El problema es que asegurar una redundancia adecuada puede ser difícil. Pareciera como que no tenemos alternativas con la calidad y la capacidad necesarias, y que desarrollarlas sea costoso y demore meses o años. Pero puede merecer la pena en ciertas áreas, especialmente entre aliados y socios cercanos.


Un segundo enfoque será exigir que el todo o parte de un componente medicamento o tecnología de importancia esencial se fabrique localmente. Eso no es una garantía contra una disrupción, porque una planta local también puede quedar inactiva en la cadena por distintas razones, pero se crean empleos y se reduce parte de la incertidumbre de depender de fuentes extranjeras que están lejos y fuera de nuestro control.


El comercio internacional se sustenta en el concepto de la ventaja comparativa, que plantea que un país debería producir aquello en lo que es relativamente bueno e importar los productos que le resultan relativamente más costosos de producir. Sin embargo, la resiliencia de la cadena de suministro necesariamente significa tomar algunas decisiones económicamente ineficientes, ya que los países querrán fortalecer su seguridad nacional al producir elementos para los que no disfrutan de una ventaja comparativa.


Si resultara que cada país obligara a que ciertos productos estratégicos se fabricaran localmente, el comercio global, un potente motor del crecimiento económico, perdería radicalmente fuerza justo cuando se necesita más crecimiento para sacar al mundo de la recesión causada por la pandemia. Como mínimo toda medida en esa dirección tendría que realizarse de manera coordinada en la Organización Mundial de Comercio y esto si que es algo más fácil de decir que de hacer.

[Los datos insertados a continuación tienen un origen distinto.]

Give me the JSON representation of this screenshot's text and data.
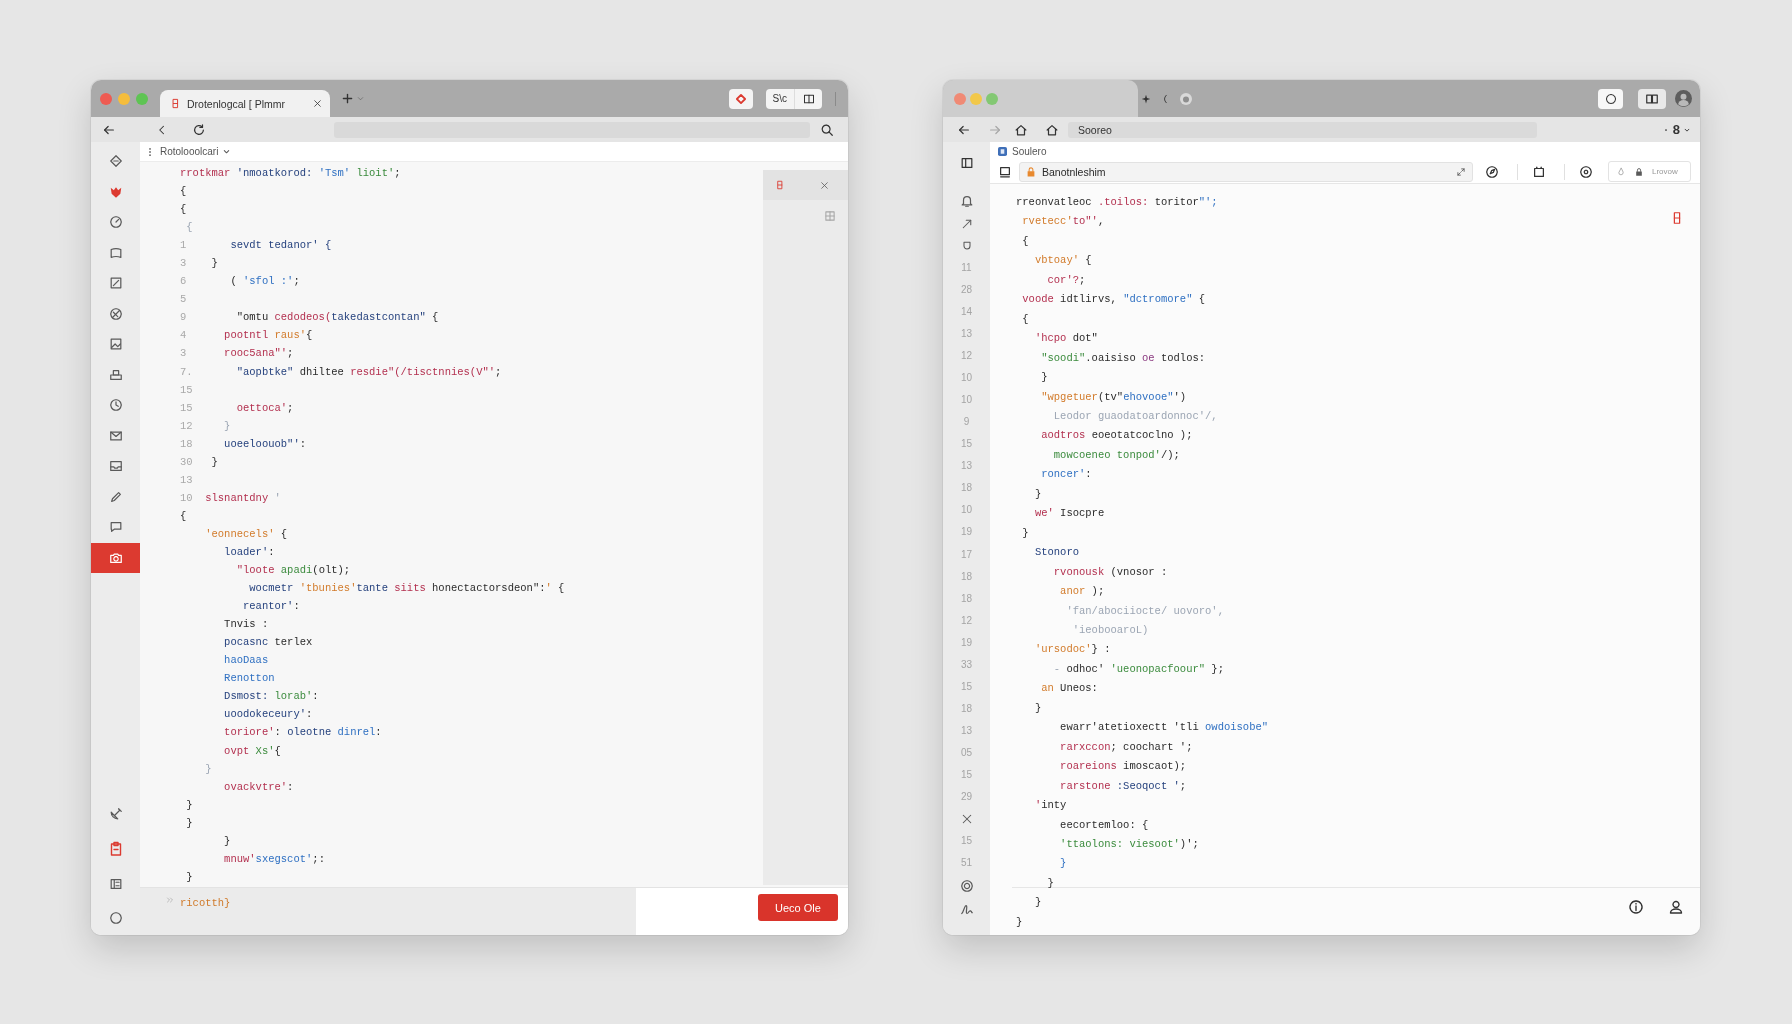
{
  "window_left": {
    "tab_title": "Drotenlogcal [ Plmmr",
    "titlebar_button": "S\\c",
    "breadcrumb": "Rotolooolcari",
    "sidebar": {
      "items": [
        {
          "selected": false
        },
        {
          "selected": false
        },
        {
          "selected": false
        },
        {
          "selected": false
        },
        {
          "selected": false
        },
        {
          "selected": false
        },
        {
          "selected": false
        },
        {
          "selected": false
        },
        {
          "selected": false
        },
        {
          "selected": false
        },
        {
          "selected": false
        },
        {
          "selected": false
        },
        {
          "selected": false
        },
        {
          "selected": true
        }
      ]
    },
    "code_lines": [
      {
        "code": [
          {
            "text": "rrotkmar ",
            "kind": "keyword"
          },
          {
            "text": "'nmoatkorod: ",
            "kind": "name"
          },
          {
            "text": "'Tsm' ",
            "kind": "type"
          },
          {
            "text": "lioit'",
            "kind": "string"
          },
          {
            "text": ";",
            "kind": "plain"
          }
        ]
      },
      {
        "code": [
          {
            "text": "{",
            "kind": "plain"
          }
        ]
      },
      {
        "code": [
          {
            "text": "{",
            "kind": "plain"
          }
        ]
      },
      {
        "code": [
          {
            "text": " {",
            "kind": "muted"
          }
        ]
      },
      {
        "num": "1",
        "code": [
          {
            "text": "        sevdt tedanor' {",
            "kind": "name"
          }
        ]
      },
      {
        "num": "3",
        "code": [
          {
            "text": "     }",
            "kind": "plain"
          }
        ]
      },
      {
        "num": "6",
        "code": [
          {
            "text": "        ( ",
            "kind": "plain"
          },
          {
            "text": "'sfol :'",
            "kind": "type"
          },
          {
            "text": ";",
            "kind": "plain"
          }
        ]
      },
      {
        "num": "5"
      },
      {
        "num": "9",
        "code": [
          {
            "text": "         \"omtu ",
            "kind": "plain"
          },
          {
            "text": "cedodeos(",
            "kind": "keyword"
          },
          {
            "text": "takedastcontan\"",
            "kind": "name"
          },
          {
            "text": " {",
            "kind": "plain"
          }
        ]
      },
      {
        "num": "4",
        "code": [
          {
            "text": "       pootntl ",
            "kind": "keyword"
          },
          {
            "text": "raus'",
            "kind": "attr"
          },
          {
            "text": "{",
            "kind": "plain"
          }
        ]
      },
      {
        "num": "3",
        "code": [
          {
            "text": "       rooc5ana\"'",
            "kind": "keyword"
          },
          {
            "text": ";",
            "kind": "plain"
          }
        ]
      },
      {
        "num": "7.",
        "code": [
          {
            "text": "         \"aopbtke\" ",
            "kind": "name"
          },
          {
            "text": "dhiltee ",
            "kind": "plain"
          },
          {
            "text": "resdie\"(/tisctnnies(V\"'",
            "kind": "keyword"
          },
          {
            "text": ";",
            "kind": "plain"
          }
        ]
      },
      {
        "num": "15"
      },
      {
        "num": "15",
        "code": [
          {
            "text": "         oettoca'",
            "kind": "keyword"
          },
          {
            "text": ";",
            "kind": "plain"
          }
        ]
      },
      {
        "num": "12",
        "code": [
          {
            "text": "       }",
            "kind": "muted"
          }
        ]
      },
      {
        "num": "18",
        "code": [
          {
            "text": "       uoeeloouob\"'",
            "kind": "name"
          },
          {
            "text": ":",
            "kind": "plain"
          }
        ]
      },
      {
        "num": "30",
        "code": [
          {
            "text": "     }",
            "kind": "plain"
          }
        ]
      },
      {
        "num": "13"
      },
      {
        "num": "10",
        "code": [
          {
            "text": "    slsnantdny ",
            "kind": "keyword"
          },
          {
            "text": "'",
            "kind": "muted"
          }
        ]
      },
      {
        "code": [
          {
            "text": "{",
            "kind": "plain"
          }
        ]
      },
      {
        "code": [
          {
            "text": "    'eonnecels'",
            "kind": "attr"
          },
          {
            "text": " {",
            "kind": "plain"
          }
        ]
      },
      {
        "code": [
          {
            "text": "       loader'",
            "kind": "name"
          },
          {
            "text": ":",
            "kind": "plain"
          }
        ]
      },
      {
        "code": [
          {
            "text": "         \"loote ",
            "kind": "keyword"
          },
          {
            "text": "apadi",
            "kind": "string"
          },
          {
            "text": "(olt);",
            "kind": "plain"
          }
        ]
      },
      {
        "code": [
          {
            "text": "           wocmetr ",
            "kind": "name"
          },
          {
            "text": "'tbunies'",
            "kind": "attr"
          },
          {
            "text": "tante ",
            "kind": "name"
          },
          {
            "text": "siits ",
            "kind": "keyword"
          },
          {
            "text": "honectactorsdeon\":",
            "kind": "plain"
          },
          {
            "text": "'",
            "kind": "attr"
          },
          {
            "text": " {",
            "kind": "plain"
          }
        ]
      },
      {
        "code": [
          {
            "text": "          reantor'",
            "kind": "name"
          },
          {
            "text": ":",
            "kind": "plain"
          }
        ]
      },
      {
        "code": [
          {
            "text": "       Tnvis :",
            "kind": "plain"
          }
        ]
      },
      {
        "code": [
          {
            "text": "       pocasnc ",
            "kind": "name"
          },
          {
            "text": "terlex",
            "kind": "plain"
          }
        ]
      },
      {
        "code": [
          {
            "text": "       haoDaas",
            "kind": "type"
          }
        ]
      },
      {
        "code": [
          {
            "text": "       Renotton",
            "kind": "type"
          }
        ]
      },
      {
        "code": [
          {
            "text": "       Dsmost: ",
            "kind": "name"
          },
          {
            "text": "lorab'",
            "kind": "string"
          },
          {
            "text": ":",
            "kind": "plain"
          }
        ]
      },
      {
        "code": [
          {
            "text": "       uoodokeceury'",
            "kind": "name"
          },
          {
            "text": ":",
            "kind": "plain"
          }
        ]
      },
      {
        "code": [
          {
            "text": "       toriore'",
            "kind": "keyword"
          },
          {
            "text": ": ",
            "kind": "plain"
          },
          {
            "text": "oleotne ",
            "kind": "name"
          },
          {
            "text": "dinrel",
            "kind": "type"
          },
          {
            "text": ":",
            "kind": "plain"
          }
        ]
      },
      {
        "code": [
          {
            "text": "       ovpt ",
            "kind": "keyword"
          },
          {
            "text": "Xs'",
            "kind": "string"
          },
          {
            "text": "{",
            "kind": "plain"
          }
        ]
      },
      {
        "code": [
          {
            "text": "    }",
            "kind": "muted"
          }
        ]
      },
      {
        "code": [
          {
            "text": "       ovackvtre'",
            "kind": "keyword"
          },
          {
            "text": ":",
            "kind": "plain"
          }
        ]
      },
      {
        "code": [
          {
            "text": " }",
            "kind": "plain"
          }
        ]
      },
      {
        "code": [
          {
            "text": " }",
            "kind": "plain"
          }
        ]
      },
      {
        "code": [
          {
            "text": "       }",
            "kind": "plain"
          }
        ]
      },
      {
        "code": [
          {
            "text": "       mnuw'",
            "kind": "keyword"
          },
          {
            "text": "sxegscot'",
            "kind": "type"
          },
          {
            "text": ";:",
            "kind": "plain"
          }
        ]
      },
      {
        "code": [
          {
            "text": " }",
            "kind": "plain"
          }
        ]
      }
    ],
    "status_bar": {
      "text": "ricotth}"
    },
    "button": "Ueco Ole"
  },
  "window_right": {
    "address_field": {
      "value": "Sooreo"
    },
    "tab_count": "8",
    "breadcrumb": "Soulero",
    "search_field": {
      "value": "Banotnleshim"
    },
    "toolbar_button": "Lrovow",
    "line_numbers": [
      "11",
      "28",
      "14",
      "13",
      "12",
      "10",
      "10",
      "9",
      "15",
      "13",
      "18",
      "10",
      "19",
      "17",
      "18",
      "18",
      "12",
      "19",
      "33",
      "15",
      "18",
      "13",
      "05",
      "15",
      "29"
    ],
    "lower_line_numbers": [
      "15",
      "51"
    ],
    "code_lines": [
      {
        "code": [
          {
            "text": "rreonvatleoc ",
            "kind": "plain"
          },
          {
            "text": ".toilos: ",
            "kind": "keyword"
          },
          {
            "text": "toritor",
            "kind": "plain"
          },
          {
            "text": "\"';",
            "kind": "type"
          }
        ]
      },
      {
        "code": [
          {
            "text": " rvetecc'",
            "kind": "attr"
          },
          {
            "text": "to\"'",
            "kind": "keyword"
          },
          {
            "text": ",",
            "kind": "plain"
          }
        ]
      },
      {
        "code": [
          {
            "text": " {",
            "kind": "plain"
          }
        ]
      },
      {
        "code": [
          {
            "text": "   vbtoay'",
            "kind": "attr"
          },
          {
            "text": " {",
            "kind": "plain"
          }
        ]
      },
      {
        "code": [
          {
            "text": "     cor'?",
            "kind": "keyword"
          },
          {
            "text": ";",
            "kind": "plain"
          }
        ]
      },
      {
        "code": [
          {
            "text": " voode ",
            "kind": "keyword"
          },
          {
            "text": "idtlirvs, ",
            "kind": "plain"
          },
          {
            "text": "\"dctromore\"",
            "kind": "type"
          },
          {
            "text": " {",
            "kind": "plain"
          }
        ]
      },
      {
        "code": [
          {
            "text": " {",
            "kind": "plain"
          }
        ]
      },
      {
        "code": [
          {
            "text": "   'hcpo ",
            "kind": "keyword"
          },
          {
            "text": "dot\"",
            "kind": "plain"
          }
        ]
      },
      {
        "code": [
          {
            "text": "    \"soodi\"",
            "kind": "string"
          },
          {
            "text": ".oaisiso ",
            "kind": "plain"
          },
          {
            "text": "oe ",
            "kind": "constant"
          },
          {
            "text": "todlos:",
            "kind": "plain"
          }
        ]
      },
      {
        "code": [
          {
            "text": "    }",
            "kind": "plain"
          }
        ]
      },
      {
        "code": [
          {
            "text": "    \"wpgetuer",
            "kind": "attr"
          },
          {
            "text": "(tv\"",
            "kind": "plain"
          },
          {
            "text": "ehovooe\"",
            "kind": "type"
          },
          {
            "text": "')",
            "kind": "plain"
          }
        ]
      },
      {
        "code": [
          {
            "text": "      Leodor guaodatoardonnoc'/,",
            "kind": "muted"
          }
        ]
      },
      {
        "code": [
          {
            "text": "    aodtros ",
            "kind": "keyword"
          },
          {
            "text": "eoeotatcoclno );",
            "kind": "plain"
          }
        ]
      },
      {
        "code": [
          {
            "text": "      mowcoeneo tonpod'",
            "kind": "string"
          },
          {
            "text": "/);",
            "kind": "plain"
          }
        ]
      },
      {
        "code": [
          {
            "text": "    roncer'",
            "kind": "type"
          },
          {
            "text": ":",
            "kind": "plain"
          }
        ]
      },
      {
        "code": [
          {
            "text": "   }",
            "kind": "plain"
          }
        ]
      },
      {
        "code": [
          {
            "text": "   we' ",
            "kind": "keyword"
          },
          {
            "text": "Isocpre",
            "kind": "plain"
          }
        ]
      },
      {
        "code": [
          {
            "text": " }",
            "kind": "plain"
          }
        ]
      },
      {
        "code": [
          {
            "text": "   Stonoro",
            "kind": "name"
          }
        ]
      },
      {
        "code": [
          {
            "text": "      rvonousk ",
            "kind": "keyword"
          },
          {
            "text": "(vnosor :",
            "kind": "plain"
          }
        ]
      },
      {
        "code": [
          {
            "text": "       anor ",
            "kind": "attr"
          },
          {
            "text": ");",
            "kind": "plain"
          }
        ]
      },
      {
        "code": [
          {
            "text": "        'fan/abociiocte/ uovoro',",
            "kind": "muted"
          }
        ]
      },
      {
        "code": [
          {
            "text": "         'ieobooaroL)",
            "kind": "muted"
          }
        ]
      },
      {
        "code": [
          {
            "text": "   'ursodoc'",
            "kind": "attr"
          },
          {
            "text": "} :",
            "kind": "plain"
          }
        ]
      },
      {
        "code": [
          {
            "text": "      - ",
            "kind": "muted"
          },
          {
            "text": "odhoc' ",
            "kind": "plain"
          },
          {
            "text": "'ueonopacfoour\"",
            "kind": "string"
          },
          {
            "text": " };",
            "kind": "plain"
          }
        ]
      },
      {
        "code": [
          {
            "text": "    an ",
            "kind": "attr"
          },
          {
            "text": "Uneos:",
            "kind": "plain"
          }
        ]
      },
      {
        "code": [
          {
            "text": "   }",
            "kind": "plain"
          }
        ]
      },
      {
        "code": [
          {
            "text": "       ewarr'atetioxectt 'tli ",
            "kind": "plain"
          },
          {
            "text": "owdoisobe\"",
            "kind": "type"
          }
        ]
      },
      {
        "code": [
          {
            "text": "       rarxccon",
            "kind": "keyword"
          },
          {
            "text": "; coochart ';",
            "kind": "plain"
          }
        ]
      },
      {
        "code": [
          {
            "text": "       roareions ",
            "kind": "keyword"
          },
          {
            "text": "imoscaot);",
            "kind": "plain"
          }
        ]
      },
      {
        "code": [
          {
            "text": "       rarstone ",
            "kind": "keyword"
          },
          {
            "text": ":Seoqoct '",
            "kind": "name"
          },
          {
            "text": ";",
            "kind": "plain"
          }
        ]
      },
      {
        "code": [
          {
            "text": "   '",
            "kind": "keyword"
          },
          {
            "text": "inty",
            "kind": "plain"
          }
        ]
      },
      {
        "code": [
          {
            "text": "       eecortemloo: {",
            "kind": "plain"
          }
        ]
      },
      {
        "code": [
          {
            "text": "       'ttaolons: viesoot'",
            "kind": "string"
          },
          {
            "text": ")';",
            "kind": "plain"
          }
        ]
      },
      {
        "code": [
          {
            "text": "       }",
            "kind": "type"
          }
        ]
      },
      {
        "code": [
          {
            "text": "     }",
            "kind": "plain"
          }
        ]
      },
      {
        "code": [
          {
            "text": "   }",
            "kind": "plain"
          }
        ]
      },
      {
        "code": [
          {
            "text": "}",
            "kind": "plain"
          }
        ]
      }
    ]
  }
}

Todavía que otro camino por explorar y apunta que los países almacenen existencias. Los gobiernos podrían adquirir y guardar cantidades de componentes críticos para su economía y su sociedad para que sirvan de amortiguación contra las inevitables disrupciones en la cadena de suministro. Las existencias en acopio podrían irse llenando naturalmente, sea por importaciones o producción local inducida por el mercado, para evitar los peligros del proteccionismo. También se podría acordar con otros países el compartir existencias o adquirirlas en grupo para reducir más aún las vulnerabilidades.


Recurrir a un aumento del acopio implica mayores costos, ya que se debe llenar y parte de lo que se compre pueda no tener que usarse o volverse inutilizable. Y es imposible saber siempre por anticipado lo que se va a necesitar. Aun así, almacenar existencias tiene sentido.


La crisis del COVID-19 ha revelado que la interconexión tiene sus beneficios y sus riesgos para todos. Para dar respuesta a algunos de esos riesgos, habrá que repensar las cadenas de suministro, con mayor énfasis en la diversificación de los proveedores, la producción local y el almacenaje. El desafío será lograr el equilibrio necesario para asegurar que una política industrial focalizada y limitada no se convierta en pretexto de políticas costosas que amenacen el comercio y el crecimiento económico.